Lo que más les une: la destrucción de España
Podemos y los independentistas catalanes están unidos por un denominador común: el odio a España. Un odio que nos sitúa en una inestabilidad política similar a la de 1934, cuando las fuerzas radicales se unieron entre sí para hacerse con el control de la sociedad. Esperamos, al contrario que entonces, no acabar remedando el funesto año 36 del siglo XX. Por lo demás, todo está inventado en política. A pesar de que los asesores, spin doctors, sociólogos y demás estrategas se arroguen el mérito de inventarla cada día, desde el principio de los tiempos hay poco nuevo bajo el sol. La política es inherente a la condición humana y la condición humana es inherente a los intereses. Pablo Iglesias es ejemplo de ello. El secretario general de Podemos no es nadie sin sus confluencias. Él lo sabe y por eso hace lo que sea necesario con tal de seguir sumando los diputados suficientes que le permitan estar cerca del PSOE en el Congreso. Al margen de que su ideología populista es contraria a la unidad y prosperidad de España, el jefe morado pide a los consistorios catalanes que «faciliten por todos los medios» el referéndum ilegal porque, de lo contrato, se quedaría sin el apoyo de Ada Colau.

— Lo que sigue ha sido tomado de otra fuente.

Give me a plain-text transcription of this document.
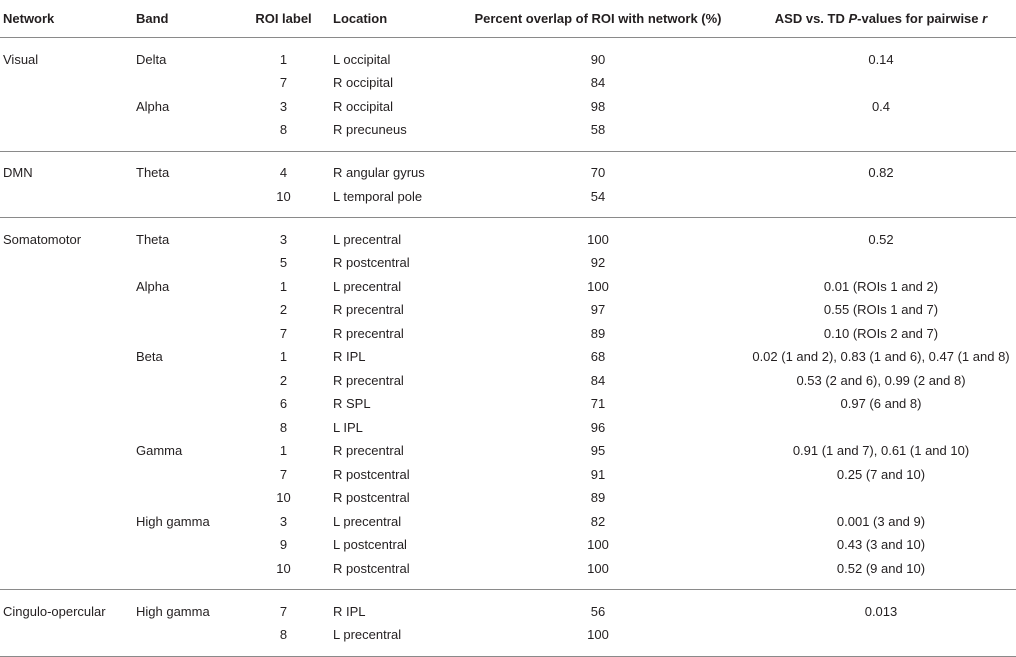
Network	Band	ROI label	Location	Percent overlap of ROI with network (%)	ASD vs. TD P-values for pairwise r
Visual	Delta	1	L occipital	90	0.14
		7	R occipital	84	
	Alpha	3	R occipital	98	0.4
		8	R precuneus	58	
DMN	Theta	4	R angular gyrus	70	0.82
		10	L temporal pole	54	
Somatomotor	Theta	3	L precentral	100	0.52
		5	R postcentral	92	
	Alpha	1	L precentral	100	0.01 (ROIs 1 and 2)
		2	R precentral	97	0.55 (ROIs 1 and 7)
		7	R precentral	89	0.10 (ROIs 2 and 7)
	Beta	1	R IPL	68	0.02 (1 and 2), 0.83 (1 and 6), 0.47 (1 and 8)
		2	R precentral	84	0.53 (2 and 6), 0.99 (2 and 8)
		6	R SPL	71	0.97 (6 and 8)
		8	L IPL	96	
	Gamma	1	R precentral	95	0.91 (1 and 7), 0.61 (1 and 10)
		7	R postcentral	91	0.25 (7 and 10)
		10	R postcentral	89	
	High gamma	3	L precentral	82	0.001 (3 and 9)
		9	L postcentral	100	0.43 (3 and 10)
		10	R postcentral	100	0.52 (9 and 10)
Cingulo-opercular	High gamma	7	R IPL	56	0.013
		8	L precentral	100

Una maniobra tan vieja como la propia política, ese «arte de lo posible» por el que el podemita sería capaz de cualquier cosa con tal de mantenerse en primera línea de actuación. La nueva política, ya se sabe, no es más que la vieja pero con un atrezo de cartón piedra y una colección de fatuidades a modo de decálogo. Iglesias dice que el chantaje al Estado del próximo 1 de octubre es una «movilización política legítima», pero lo único cierto es que contraviene la legalidad vigente y el Estado de Derecho. El Gobierno, con buen criterio, está decidido a perseguir económica y políticamente a los promotores. De ahí que los cinco millones de votantes que consiguió Podemos en las últimas elecciones deban reconsiderar a qué formación están dando su confianza y cuál es el proyecto político que defiende.

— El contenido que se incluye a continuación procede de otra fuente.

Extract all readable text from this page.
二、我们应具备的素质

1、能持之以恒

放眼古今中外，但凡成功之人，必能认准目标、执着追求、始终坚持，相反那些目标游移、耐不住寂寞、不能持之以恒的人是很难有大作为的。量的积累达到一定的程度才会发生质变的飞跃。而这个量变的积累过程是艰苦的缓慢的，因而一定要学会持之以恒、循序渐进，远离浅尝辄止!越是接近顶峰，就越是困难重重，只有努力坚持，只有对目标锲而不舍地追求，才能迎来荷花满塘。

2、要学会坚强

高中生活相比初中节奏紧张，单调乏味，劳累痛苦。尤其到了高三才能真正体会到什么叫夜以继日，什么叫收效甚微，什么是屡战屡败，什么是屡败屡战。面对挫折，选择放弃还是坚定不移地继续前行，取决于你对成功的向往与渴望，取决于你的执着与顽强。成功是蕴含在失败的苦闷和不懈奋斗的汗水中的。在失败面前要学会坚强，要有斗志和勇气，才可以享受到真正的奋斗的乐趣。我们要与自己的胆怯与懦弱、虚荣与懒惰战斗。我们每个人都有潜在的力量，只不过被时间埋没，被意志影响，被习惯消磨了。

Podemos lleva tiempo comportándose como la quinta columna de Carles Puigdemont. Ayudando a que España, tal y como la conocemos, deje de existir. Todo por dar gusto a Ada Colau e impulsar así desde Madrid el proyecto común de los golpistas. Cuando el presidente de la Generalitat dio su conferencia en el Ayuntamiento de la capital de España, allí estuvo la plana mayor podemita para apoyar la iniciativa. Manuela Carmena puso la sede y su jefe, Pablo Iglesias, las directrices. En el Palacio de Cibeles se reunieron ínclitos como Juan Carlos Monedero, Xavier Doménech o Gerardo Pisarello. Juntos y revueltos. ¿Objetivo? Acabar con nuestra nación y mantener intactas las alianzas que les permiten a todos ellos llevar una vida como representantes públicos —siempre contra España, que paradójicamente les da de comer— que de ninguna manera podrían llevar como profesionales liberales. Pablo Iglesias hace de sus intereses particulares un radicalismo muy peligro que puede llevar al país hasta una situación límite. La nueva pero muy vieja política nos puede llevar a repetir una de las páginas más tétricas de nuestro pasado.